The problem starts at the Logstash machine, so it does not happen between Logstash and the Elasticsearch nodes. I tried changing the Logstash settings to this:
pipeline.batch.delay: 100
pipeline.batch.size: 250
pipeline.workers: 4
queue.checkpoint.writes: 4096

but this had no influence on the logs. We have 10 different sources and this is the only source that has the problem. Any ideas on how to solve this problem?

Kind regards,
Tom

It is a little confusing, what is the pipeline that you are having issues?

You said that you have 10 sources, you shared 2 pipelines in pipelines.yml and 7 inputs in a input file and that one source is having issue, but it is not clear how you are ingesting your data and what is not working as expected.

Is the data of your fortianalyzer-* index that is having some delay? What is the event rate? How many shards does this index have? Does it have replicas?

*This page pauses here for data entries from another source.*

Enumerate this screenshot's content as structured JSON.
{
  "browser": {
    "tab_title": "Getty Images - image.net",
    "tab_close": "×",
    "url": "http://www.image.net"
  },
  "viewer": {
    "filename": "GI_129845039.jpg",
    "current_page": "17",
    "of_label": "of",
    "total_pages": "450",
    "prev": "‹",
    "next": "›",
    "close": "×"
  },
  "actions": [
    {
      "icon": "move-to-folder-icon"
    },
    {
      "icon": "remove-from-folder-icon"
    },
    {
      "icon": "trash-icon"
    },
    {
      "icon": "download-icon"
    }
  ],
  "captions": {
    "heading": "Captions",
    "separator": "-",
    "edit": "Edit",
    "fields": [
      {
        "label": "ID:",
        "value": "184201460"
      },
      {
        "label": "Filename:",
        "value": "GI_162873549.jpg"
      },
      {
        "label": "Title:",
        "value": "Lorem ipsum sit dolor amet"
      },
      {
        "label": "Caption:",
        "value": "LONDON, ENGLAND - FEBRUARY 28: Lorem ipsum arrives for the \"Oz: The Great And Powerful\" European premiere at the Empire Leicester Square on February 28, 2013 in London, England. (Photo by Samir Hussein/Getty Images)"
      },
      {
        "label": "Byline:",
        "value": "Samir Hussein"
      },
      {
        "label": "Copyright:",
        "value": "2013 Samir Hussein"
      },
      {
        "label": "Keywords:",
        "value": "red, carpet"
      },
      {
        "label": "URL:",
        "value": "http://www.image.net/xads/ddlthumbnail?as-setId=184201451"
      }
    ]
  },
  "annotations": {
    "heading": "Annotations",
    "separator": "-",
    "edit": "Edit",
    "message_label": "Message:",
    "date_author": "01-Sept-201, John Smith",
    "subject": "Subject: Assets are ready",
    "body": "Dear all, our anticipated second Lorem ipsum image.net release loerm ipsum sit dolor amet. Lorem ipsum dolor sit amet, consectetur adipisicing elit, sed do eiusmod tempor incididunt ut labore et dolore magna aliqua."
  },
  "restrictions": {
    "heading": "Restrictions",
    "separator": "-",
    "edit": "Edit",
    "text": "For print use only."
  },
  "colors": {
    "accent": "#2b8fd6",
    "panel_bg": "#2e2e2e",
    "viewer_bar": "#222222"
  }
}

What is the refresh_interval?

It could be that your elasticsearch can not index the data fast enough and your Logstash will start to try to throttle the input because of the backpressure.

You can try some things to see if the ingesting rate improves, first increase the pipeline.batch.size, you set at 250, try to set it to 1000 at least.

Also, if you have replicas, try to remove the replicas to see if it speeds up and also check the index.refresh_interval, the default is 1s, try to increase it to 30s.

yes we have 10 sources, coming trough a few inputs. Some come from a CEF converter and use the same input. that's why there are less inputs then sources. the Zscaler has a separate pipeline from the others. so the fortianalyzer (the one with the problem) comes from the main pipeline.
So in the main pipeline we have multiple sources coming in, being filtered and then outputted to sentinel (some) and ELK (all). all sources except for the fortiAnalyzer logs are working correctly.

Yes it is the fortiAnalyzer-* index with the problems. the event rate is around 214, 000/min or 13 million per day. the index has 1 primary shard and 1 replica shard. the refresh_interval is 1 second.

I will try your suggestions and report back after I have the information. Thank you!